The less dovish comments, made the NZD the king currency for the next day. The pair extended above the 200 hour MA (green line) for a brief moment, but was then hammered back down. Thursday set the high for the week.
On Friday, more selling sent the pair down to the 100 hour MA (blue line) and the 50% retracement. Those levels have stalled the selling. .
For the week, at 0.7319 currently, the price is 40 or so pips lower than last Friday's close (slight bearish).
The 100 hour MA is at 0.7316. The 50% of the weeks range is at 0.73143. From that perspective, we can't get any more neutral.

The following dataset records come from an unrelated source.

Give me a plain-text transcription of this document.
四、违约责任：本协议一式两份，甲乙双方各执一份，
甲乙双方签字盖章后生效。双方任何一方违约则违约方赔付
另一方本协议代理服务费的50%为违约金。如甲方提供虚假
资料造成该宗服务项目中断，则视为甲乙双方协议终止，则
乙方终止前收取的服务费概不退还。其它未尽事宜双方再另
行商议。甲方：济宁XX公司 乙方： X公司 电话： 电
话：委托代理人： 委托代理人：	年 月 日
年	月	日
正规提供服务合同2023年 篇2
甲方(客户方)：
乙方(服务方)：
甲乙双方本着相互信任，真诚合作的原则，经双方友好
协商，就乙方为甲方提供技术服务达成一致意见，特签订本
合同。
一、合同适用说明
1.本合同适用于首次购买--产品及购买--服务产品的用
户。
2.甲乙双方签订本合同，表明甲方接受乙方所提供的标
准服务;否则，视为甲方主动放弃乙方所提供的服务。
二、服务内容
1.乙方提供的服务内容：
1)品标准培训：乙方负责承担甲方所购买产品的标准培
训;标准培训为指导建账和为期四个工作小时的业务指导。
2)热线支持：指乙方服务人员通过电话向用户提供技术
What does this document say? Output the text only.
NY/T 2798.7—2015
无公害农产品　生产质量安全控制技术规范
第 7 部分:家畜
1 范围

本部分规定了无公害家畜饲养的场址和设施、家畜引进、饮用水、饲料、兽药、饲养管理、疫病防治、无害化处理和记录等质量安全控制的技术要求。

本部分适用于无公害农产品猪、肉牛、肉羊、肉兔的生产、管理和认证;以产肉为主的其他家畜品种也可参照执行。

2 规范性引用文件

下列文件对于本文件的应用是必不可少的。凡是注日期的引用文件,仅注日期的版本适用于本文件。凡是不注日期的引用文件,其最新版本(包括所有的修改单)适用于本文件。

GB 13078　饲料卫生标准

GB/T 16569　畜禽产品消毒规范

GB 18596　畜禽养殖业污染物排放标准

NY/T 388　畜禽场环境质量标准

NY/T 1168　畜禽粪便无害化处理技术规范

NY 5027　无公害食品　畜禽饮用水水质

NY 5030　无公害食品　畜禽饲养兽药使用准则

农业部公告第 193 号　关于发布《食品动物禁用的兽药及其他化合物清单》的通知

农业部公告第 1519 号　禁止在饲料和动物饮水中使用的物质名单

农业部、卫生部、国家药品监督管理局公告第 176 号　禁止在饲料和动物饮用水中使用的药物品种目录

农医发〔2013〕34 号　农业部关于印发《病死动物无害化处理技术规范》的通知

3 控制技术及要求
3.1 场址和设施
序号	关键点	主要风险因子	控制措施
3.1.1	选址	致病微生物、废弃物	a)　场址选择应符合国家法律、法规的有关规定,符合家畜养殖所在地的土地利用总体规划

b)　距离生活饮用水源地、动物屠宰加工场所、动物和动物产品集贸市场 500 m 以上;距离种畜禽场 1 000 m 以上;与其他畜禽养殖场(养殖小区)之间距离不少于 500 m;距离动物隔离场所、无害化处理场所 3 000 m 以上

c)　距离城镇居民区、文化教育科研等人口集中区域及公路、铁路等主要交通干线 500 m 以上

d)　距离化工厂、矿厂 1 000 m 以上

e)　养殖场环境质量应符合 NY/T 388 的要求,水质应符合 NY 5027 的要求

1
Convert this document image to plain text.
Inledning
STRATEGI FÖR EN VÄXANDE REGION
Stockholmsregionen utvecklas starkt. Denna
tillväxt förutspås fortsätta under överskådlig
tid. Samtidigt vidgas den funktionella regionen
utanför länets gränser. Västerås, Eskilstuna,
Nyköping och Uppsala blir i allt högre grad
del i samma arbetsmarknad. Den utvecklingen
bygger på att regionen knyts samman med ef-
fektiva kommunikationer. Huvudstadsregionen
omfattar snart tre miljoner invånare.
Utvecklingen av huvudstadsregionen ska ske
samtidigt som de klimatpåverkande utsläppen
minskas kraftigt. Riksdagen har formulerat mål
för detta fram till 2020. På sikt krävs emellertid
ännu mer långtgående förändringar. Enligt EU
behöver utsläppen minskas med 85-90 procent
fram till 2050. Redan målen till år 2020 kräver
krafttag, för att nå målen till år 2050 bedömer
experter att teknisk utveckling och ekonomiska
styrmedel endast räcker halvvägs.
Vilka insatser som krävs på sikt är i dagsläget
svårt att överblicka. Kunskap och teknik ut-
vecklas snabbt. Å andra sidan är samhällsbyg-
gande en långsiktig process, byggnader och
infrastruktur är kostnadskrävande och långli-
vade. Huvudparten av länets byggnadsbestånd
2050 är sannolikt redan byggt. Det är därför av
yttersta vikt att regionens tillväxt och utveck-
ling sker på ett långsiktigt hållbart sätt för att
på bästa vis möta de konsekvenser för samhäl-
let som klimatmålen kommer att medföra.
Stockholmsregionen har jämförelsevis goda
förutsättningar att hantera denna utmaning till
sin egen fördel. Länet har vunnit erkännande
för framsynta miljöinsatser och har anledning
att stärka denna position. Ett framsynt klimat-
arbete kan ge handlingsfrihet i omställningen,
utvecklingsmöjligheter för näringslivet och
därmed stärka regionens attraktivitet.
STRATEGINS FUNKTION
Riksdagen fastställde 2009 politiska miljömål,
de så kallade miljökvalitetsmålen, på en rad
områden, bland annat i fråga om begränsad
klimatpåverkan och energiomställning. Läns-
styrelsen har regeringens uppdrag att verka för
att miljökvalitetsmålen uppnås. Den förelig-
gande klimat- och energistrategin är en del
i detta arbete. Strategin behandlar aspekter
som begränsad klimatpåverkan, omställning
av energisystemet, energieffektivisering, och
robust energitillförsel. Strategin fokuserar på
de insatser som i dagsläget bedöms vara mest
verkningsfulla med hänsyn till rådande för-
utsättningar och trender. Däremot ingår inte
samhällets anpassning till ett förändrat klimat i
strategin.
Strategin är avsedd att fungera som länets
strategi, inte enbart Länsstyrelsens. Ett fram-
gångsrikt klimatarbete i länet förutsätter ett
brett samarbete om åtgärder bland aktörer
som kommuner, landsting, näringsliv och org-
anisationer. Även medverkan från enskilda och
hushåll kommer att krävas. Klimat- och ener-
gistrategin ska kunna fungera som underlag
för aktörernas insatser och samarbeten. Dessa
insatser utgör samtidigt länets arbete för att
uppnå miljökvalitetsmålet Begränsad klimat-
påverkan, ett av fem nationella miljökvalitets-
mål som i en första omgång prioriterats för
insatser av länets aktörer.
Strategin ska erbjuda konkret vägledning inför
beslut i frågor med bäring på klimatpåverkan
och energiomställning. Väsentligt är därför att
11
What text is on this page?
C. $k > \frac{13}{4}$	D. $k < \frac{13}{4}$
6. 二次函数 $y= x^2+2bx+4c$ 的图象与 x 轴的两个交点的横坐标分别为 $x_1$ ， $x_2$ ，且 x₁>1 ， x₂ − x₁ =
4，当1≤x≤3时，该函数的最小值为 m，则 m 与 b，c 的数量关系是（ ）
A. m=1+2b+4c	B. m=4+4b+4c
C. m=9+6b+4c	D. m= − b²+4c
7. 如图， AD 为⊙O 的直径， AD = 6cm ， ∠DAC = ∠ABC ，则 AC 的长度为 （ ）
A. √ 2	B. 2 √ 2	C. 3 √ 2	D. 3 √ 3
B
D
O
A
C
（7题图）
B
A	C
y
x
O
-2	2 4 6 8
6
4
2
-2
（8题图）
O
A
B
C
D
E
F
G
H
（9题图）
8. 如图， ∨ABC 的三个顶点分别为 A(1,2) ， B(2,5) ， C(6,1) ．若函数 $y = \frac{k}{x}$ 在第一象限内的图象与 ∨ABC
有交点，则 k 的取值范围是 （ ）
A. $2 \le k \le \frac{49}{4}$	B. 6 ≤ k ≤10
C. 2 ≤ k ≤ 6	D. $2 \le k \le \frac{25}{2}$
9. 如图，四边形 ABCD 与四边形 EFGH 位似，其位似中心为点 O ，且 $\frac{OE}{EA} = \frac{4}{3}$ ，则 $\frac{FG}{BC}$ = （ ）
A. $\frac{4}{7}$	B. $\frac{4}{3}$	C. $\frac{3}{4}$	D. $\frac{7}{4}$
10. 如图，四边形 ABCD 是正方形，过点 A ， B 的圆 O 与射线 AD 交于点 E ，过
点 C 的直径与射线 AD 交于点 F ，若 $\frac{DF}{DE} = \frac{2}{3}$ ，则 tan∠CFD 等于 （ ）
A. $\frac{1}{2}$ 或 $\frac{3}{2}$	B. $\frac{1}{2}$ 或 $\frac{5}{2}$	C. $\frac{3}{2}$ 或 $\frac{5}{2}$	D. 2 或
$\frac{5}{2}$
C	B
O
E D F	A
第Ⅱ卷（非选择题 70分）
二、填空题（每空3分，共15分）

Looking a little further out, the 38.2% of the move up from the 2008 low to the 2011 and 2104 highs (they are nearly identical) comes in at 0.7328 - not that far from the currently level. Again, a fairly neutral level.
Certainly, like Gov Wheeler intimated with regard to rates when he said they could go either way, the market price of the NZDUSD can go either way too. Next week, the bullish and bearish line in the sand will be the 100 hour MA/50% retracement. On the topside, the 200 hour MA (green line) at 0,7400 area will be a level that will need to be broken to solicit more buying.
ON the downside, the 0.7284 (61.8% from the hourly chart) and the lows at 0.71755 and 0.71864 will be eyed.